Riccardo SACCENTI.  Debating Medieval Natural Law: A Survey.  Notre Dame, IN: University of Notre Dame, 2016.  Pp. xiv + 156.  $45.00 hc.  ISBN978-0-268-10040-7.  Reviewed by Benjamin J. BROWN, Lourdes University, Sylvania, OH 43560.

 

In Debating Medieval Natural Law Riccardo Saccenti provides just what the subtitle states, a survey of over 100 years of thought among the leading scholars of the medieval understanding of natural law and natural rights both in terms of ethics and legal-political theory.  This is truly both an overview and also a work of high-level scholarship, with 50 pages of notes for 80 pages of text, along with nearly twenty pages of bibliography.

Saccenti is not focused on staking out his own position among the complex of questions connected to the medieval concept of natural law and related ideas.  Instead he competently and systematically lays out the key points of debate among scholars and attempts to craft a narrative in which the lacunae of one assessment pave the way for an alternative view to develop, which in turn has its own pitfalls that lead to further alternative approaches.

The major issue that captures the book’s attention has to do with the differences in the medieval and modern eras and what role concepts of natural law and natural rights (ius naturale, lex naturalis) play the ethical-political theories of each period.  Was there “a long intellectual shift” over several centuries, or was there a point at which the modern concept of natural law broke from the medieval?  If there was a break, then when, why and how did it occur?  If there’s a continuity and/or only gradual transformation, then what are the points of continuity and growth and how much have concepts actually changed?

Some scholars (e.g., Michael Villey) have argued that figures like Thomas Aquinas mark a culminating point of a previous development which was unraveled or at least vastly changed as we moved into the modern era.  In this account, Aquinas and other medievals had a strongly objective view of ius natruale and did not use the term for subjective, individual human rights; William of Ockham is the thinker who first does this in his philosophy in general and in the way that he starts to use ius, paving the way for the modern definition of right and legal positivism.  Others (e.g., Francis Oakley and Richard Tuck) would emphasize that Ockham’s whole era, especially conciliarism, more than Ockham alone, marks the break with the medieval, or even that there are a series of breaks and new emphases, presenting a picture of gradual change.

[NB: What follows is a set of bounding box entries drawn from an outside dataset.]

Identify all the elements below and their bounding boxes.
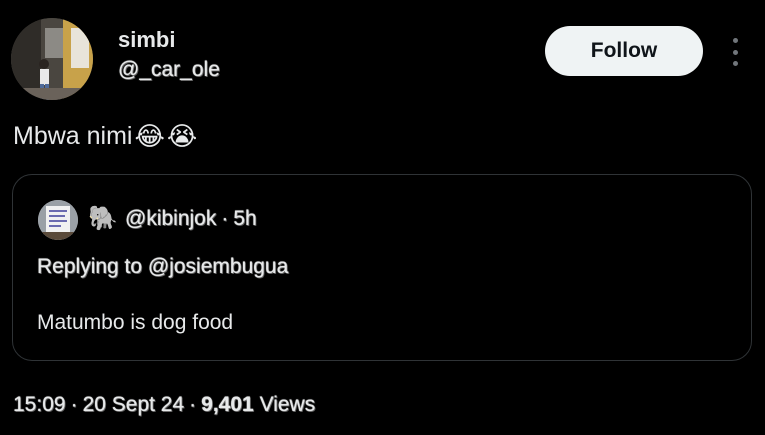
- quoted-time: 5h: [233, 207, 257, 230]
- author-handle[interactable]: @_car_ole: [118, 58, 220, 82]
- elephant-emoji: 🐘: [88, 204, 118, 232]
- tweet-date[interactable]: 20 Sept 24: [83, 393, 185, 416]
- replying-to[interactable]: Replying to @josiembugua: [37, 255, 288, 279]
- quoted-tweet[interactable]: 🐘 @kibinjok · 5h Replying to @josiembugua …: [12, 174, 752, 361]
- quoted-author-avatar[interactable]: [38, 200, 78, 240]
- author-avatar[interactable]: [11, 18, 93, 100]
- views-label: Views: [259, 393, 316, 416]
- laughing-emoji: 😂: [134, 121, 165, 152]
- dot-separator: ·: [221, 207, 229, 230]
- crying-emoji: 😭: [166, 121, 198, 152]
- quoted-author-line: @kibinjok · 5h: [125, 207, 257, 231]
- quoted-author-handle[interactable]: @kibinjok: [125, 207, 216, 230]
- tweet-body: Mbwa nimi: [13, 122, 133, 150]
- quoted-avatar-photo-icon: [38, 200, 78, 240]
- author-name[interactable]: simbi: [118, 27, 175, 53]
- meta-separator: ·: [70, 393, 78, 416]
- avatar-photo-icon: [11, 18, 93, 100]
- tweet-meta: 15:09 · 20 Sept 24 · 9,401 Views: [13, 393, 315, 417]
- quoted-tweet-text: Matumbo is dog food: [37, 311, 234, 334]
- views-count: 9,401: [201, 393, 254, 416]
- follow-button[interactable]: Follow: [545, 26, 703, 76]
- tweet-text: Mbwa nimi 😂 😭: [13, 122, 197, 151]
- more-vertical-icon[interactable]: [727, 38, 743, 66]
- meta-separator: ·: [189, 393, 197, 416]
- tweet-time[interactable]: 15:09: [13, 393, 66, 416]
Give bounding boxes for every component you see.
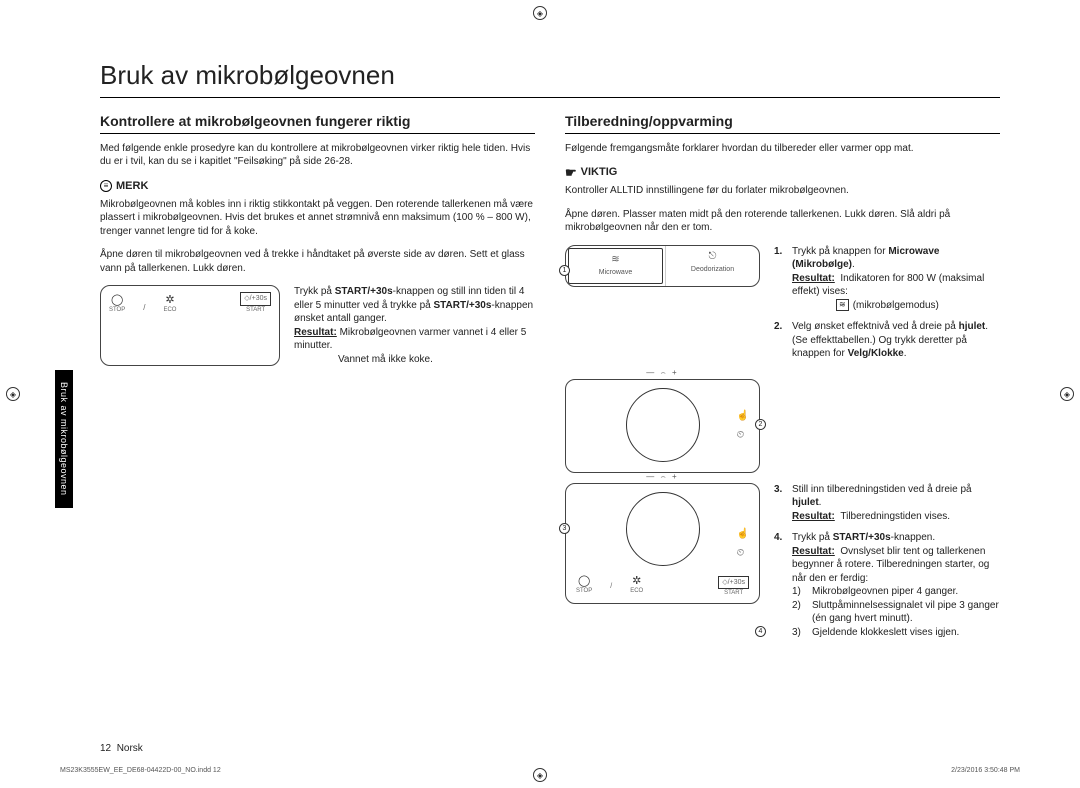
note-text: Mikrobølgeovnen må kobles inn i riktig s… — [100, 198, 535, 239]
important-heading: ☛ VIKTIG — [565, 165, 1000, 180]
start-30s-box: ◇/+30s — [240, 292, 271, 305]
eco-button-illustration: ✲ ECO — [630, 576, 643, 598]
deodorization-mode-cell: ⎋ Deodorization — [665, 246, 759, 286]
step-marker-1: 1 — [559, 265, 570, 276]
step-marker-4: 4 — [755, 626, 766, 637]
microwave-icon: ≋ — [571, 253, 660, 267]
dial-arc: ⌢ — [646, 368, 678, 379]
note-label: MERK — [116, 179, 148, 194]
important-icon: ☛ — [565, 166, 577, 179]
open-door-text: Åpne døren til mikrobølgeovnen ved å tre… — [100, 248, 535, 275]
start-button-illustration: ◇/+30s START — [240, 292, 271, 314]
dial-knob-2 — [626, 492, 700, 566]
stop-button-illustration: ◯ STOP — [109, 295, 125, 314]
right-column: Tilberedning/oppvarming Følgende fremgan… — [565, 112, 1000, 657]
title-rule — [100, 97, 1000, 98]
important-text: Kontroller ALLTID innstillingene før du … — [565, 184, 1000, 198]
stop-icon: ◯ — [111, 295, 123, 306]
step-marker-3: 3 — [559, 523, 570, 534]
dial-arc-2: ⌢ — [646, 472, 678, 483]
side-tab: Bruk av mikrobølgeovnen — [55, 370, 73, 508]
step-marker-2: 2 — [755, 419, 766, 430]
note-icon: ≡ — [100, 180, 112, 192]
clock-icon: ⏲ — [737, 429, 749, 443]
left-intro: Med følgende enkle prosedyre kan du kont… — [100, 142, 535, 169]
control-panel-figure-left: ◯ STOP / ✲ ECO ◇/+30s START — [100, 285, 280, 366]
mode-panel-figure: ≋ Microwave ⎋ Deodorization — [565, 245, 760, 287]
right-intro: Følgende fremgangsmåte forklarer hvordan… — [565, 142, 1000, 156]
hand-icon: ☝ — [737, 409, 749, 423]
dial-panel-figure-2: ⌢ ☝ ⏲ ◯ STOP / — [565, 483, 760, 605]
step-4: 4. Trykk på START/+30s-knappen. Resultat… — [774, 531, 1000, 639]
left-heading: Kontrollere at mikrobølgeovnen fungerer … — [100, 112, 535, 131]
step-4-sublist: 1)Mikrobølgeovnen piper 4 ganger. 2)Slut… — [792, 585, 1000, 639]
open-place-text: Åpne døren. Plasser maten midt på den ro… — [565, 208, 1000, 235]
crop-mark-top — [533, 6, 547, 20]
left-column: Kontrollere at mikrobølgeovnen fungerer … — [100, 112, 535, 657]
start-button-illustration: ◇/+30s START — [718, 576, 749, 598]
hand-icon: ☝ — [737, 527, 749, 541]
eco-icon: ✲ — [165, 295, 174, 306]
deodorization-icon: ⎋ — [668, 250, 757, 264]
dial-panel-figure-1: ⌢ ☝ ⏲ — [565, 379, 760, 473]
note-heading: ≡ MERK — [100, 179, 535, 194]
important-label: VIKTIG — [581, 165, 618, 180]
step-1: 1. Trykk på knappen for Microwave (Mikro… — [774, 245, 1000, 313]
right-rule — [565, 133, 1000, 134]
microwave-mode-icon: ≋ — [836, 299, 849, 311]
dial-knob — [626, 388, 700, 462]
left-step-text: Trykk på START/+30s-knappen og still inn… — [294, 285, 535, 366]
clock-icon: ⏲ — [737, 547, 749, 561]
step-2: 2. Velg ønsket effektnivå ved å dreie på… — [774, 320, 1000, 361]
right-heading: Tilberedning/oppvarming — [565, 112, 1000, 131]
footer-fine-print: MS23K3555EW_EE_DE68-04422D-00_NO.indd 12… — [60, 767, 1020, 774]
step-3: 3. Still inn tilberedningstiden ved å dr… — [774, 483, 1000, 524]
crop-mark-left — [6, 387, 20, 401]
stop-button-illustration: ◯ STOP — [576, 576, 592, 598]
left-rule — [100, 133, 535, 134]
eco-button-illustration: ✲ ECO — [163, 295, 176, 314]
page-title: Bruk av mikrobølgeovnen — [100, 60, 1000, 91]
page-footer: 12 Norsk — [100, 743, 1000, 754]
crop-mark-right — [1060, 387, 1074, 401]
microwave-mode-cell: ≋ Microwave — [568, 248, 663, 284]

Still others (e.g., John Finnis) would see both meanings, the subjective and the objective present already in Aquinas, Gratian, and others before them; in this account, the change is more a matter of development and/or teasing out the implications of what is already present in medieval thought.  Scholars such as Cary Nederman argue that use of the same words even in similar ways is insufficient to show continuity, and that the whole historical-political context must be considered, with the result that Ockham’s use of ius natural is vastly different from Grotius’, for example.  Others contend that the metaphysics of various thinkers as well as their historical context also plays a significant role in their accounts of natural law and natural rights.

Central to this whole debate is the question of what exactly constitutes “modernity” as opposed to “medieval.”  Is it a difference in metaphysical views, in political structures, in ideas about law and rights, in growing secularization, or an interrelation of multiple factors?  Saccenti skillfully explains the key concepts and their interrelations as he leads the reader through the complex history of the debates.

In the fifth chapter and the following conclusion, Saccenti offers something his own analysis of the situation, which draws partially on all the scholars he had examined earlier.  He emphasizes the importance of historical context for understanding concepts as well as philosophical analysis.  There is a metaphysics that grounds the various ideas, and the metaphysics changes over time.  Conceptions of natural law change in tandem with changes in political context and metaphysical/theological outlook while also partly driving or cementing those changes.  He seems to suggest in the end that the major shift in the meaning of ius naturale is not in whether it is used objectively or subjectively, or legally or morally; the medievals do all of that, though not with those categories.  Rather the significant change is in the concept of nature itself, which undergoes something of a crisis in the thirteenth century debates on Aristotle that is not concluded until the rise of modern science.

As a book that specializes, it is not for everyone, but it will be very much appreciated by those with the appropriate background and interest.  While it could be more clear and definite at times, especially in its conclusions, it aptly depicts the major issues regarding the medieval concepts of natural law and natural rights in relation to the modern world.  The index is also helpful, and the bibliography and notes invaluable for anyone in the field.